İSTİNAF İSTEMİ: Davacı vekili istinaf dilekçesinde; bilirkişi raporuna itirazların sunularak müflis şirketin vergi dairesine müzekkere yazılarak BA-BS formlarının istenmesini ve bu formlar geldikten sonra dosyanın yeniden bilirkişiye gönderilmesini talep edildiğini ancak mahkemenin talebi reddetmesi ve ek rapor almamasının yerinde olmadığını, iflas dosyasından alınan bilirkişi raporu ile yerel mahkeme dosyasından alınmış olan raporlar birbiri ile çeliştiğini belirterek kararın kaldırılmasını talep etmiştir.
İNCELEME VE GEREKÇE Dava, İİK’nın 67.maddesine dayalı olarak açılan itirazın iptali davasıdır. İlk derece mahkemesince davanın reddine karar verilmiştir. Bu karara karşı davacı vekili, yasal süresi içinde istinaf kanun yoluna başvurmuştur. İstinaf incelemesi, HMK’nın 355. maddesi gereğince, ileri sürülen istinaf başvuru nedenleri ve kamu düzeni yönüyle sınırlı olarak yapılmıştır. Davacının müflis şirket iflas idaresi olduğu görülmektedir. HMK 84. Maddesine göre davacının daha önceden iflasına karar verilmiş, hakkında konkordato veya uzlaşma suretiyle yeniden yapılandırma işlemlerinin başlatılmış bulunması; borç ödemeden aciz belgesinin varlığı gibi sebeplerle, ödeme güçlüğü içinde bulunduğunun belgelenmesi halinde teminat gösterileceği belirtilmiştir. HMK’nın 84 vd. maddelerinde düzenlenen teminat, hukuki nitelik açısından HMK’nın 114/1-ğ maddesi uyarınca dava şartı niteliğinde olup, yargılamanın her aşamasında mahkemece resen gözetilecek hususlardandır.

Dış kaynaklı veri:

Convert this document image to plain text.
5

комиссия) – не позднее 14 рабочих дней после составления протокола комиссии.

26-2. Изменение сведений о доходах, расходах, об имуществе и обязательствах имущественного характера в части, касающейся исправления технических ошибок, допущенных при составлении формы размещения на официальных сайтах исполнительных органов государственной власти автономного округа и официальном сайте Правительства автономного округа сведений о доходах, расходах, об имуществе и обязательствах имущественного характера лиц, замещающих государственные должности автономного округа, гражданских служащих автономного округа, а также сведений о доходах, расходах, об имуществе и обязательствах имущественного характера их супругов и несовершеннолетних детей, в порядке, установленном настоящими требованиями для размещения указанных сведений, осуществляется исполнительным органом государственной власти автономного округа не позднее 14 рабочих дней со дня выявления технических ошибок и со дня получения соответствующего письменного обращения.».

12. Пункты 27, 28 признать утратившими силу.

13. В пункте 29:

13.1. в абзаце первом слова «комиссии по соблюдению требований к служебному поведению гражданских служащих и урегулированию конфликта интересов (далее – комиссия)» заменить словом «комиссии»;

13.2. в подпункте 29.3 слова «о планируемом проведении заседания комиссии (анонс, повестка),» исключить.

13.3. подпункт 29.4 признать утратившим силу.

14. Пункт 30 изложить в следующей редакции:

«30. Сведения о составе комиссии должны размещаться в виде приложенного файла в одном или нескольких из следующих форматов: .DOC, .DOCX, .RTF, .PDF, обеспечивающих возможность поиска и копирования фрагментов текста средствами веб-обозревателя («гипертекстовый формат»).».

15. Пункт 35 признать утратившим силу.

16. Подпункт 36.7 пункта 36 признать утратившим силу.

Dairemizce yapılan incelemede ilk derece mahkemesinde HMK’nın 84 maddesi gereğince teminat hususunda ara karar oluşturularak davacıya mehil verilmeden esas hakkında hüküm kurulduğu anlaşılmakla bu husus kamu düzenine ilişkin olmakla istinaf isteminin bu yönü ile kabulü ile ilk derece mahkemesinin kararının HMK’nın 353/1-a-4 maddesi gereğince kaldırılmasına, kabul edilen istinaf sebebi kamu düzenine ilişkin olmakla davacı vekilinin esasa ilişkin istinaf istemi hususunda bu aşamada karar verilmesine yer olmadığına dair aşağıdaki şekilde hüküm kurulmuştur.
HÜKÜM: Gerekçesi ayrıntılı kararda açıklandığı üzere; 1 – Davacı yanın istinaf başvurusunun HMK’nun 353/ 1-a-4 ve 355. maddesi gereğince KABULÜ ile ilk derece mahkemesi kararının KALDIRILMASINA Yargılamaya devam edilmesi için dosyanın kararı veren ilk derece mahkemesine gönderilmesine 2- Davacı yanca peşin harcının talebi halinde iade edilmesine 3- Davacı yanca yapılan istinaf giderleri olan, tebligat ve posta gideri 49,00 TL başvuru harcı gideri 98,10 TL olmak üzere toplam 147,10 TL yargılama giderinin davalıdan alınıp davacıya verilmesine, 4-Duruşmasız inceleme yapılmış olmakla ücreti vekalet tayinine yer olmadığına, Dair, dosya üzerinde yapılan inceleme sonucu 11/02/2021 tarihinde oy birliğiyle kesin olarak karar verildi.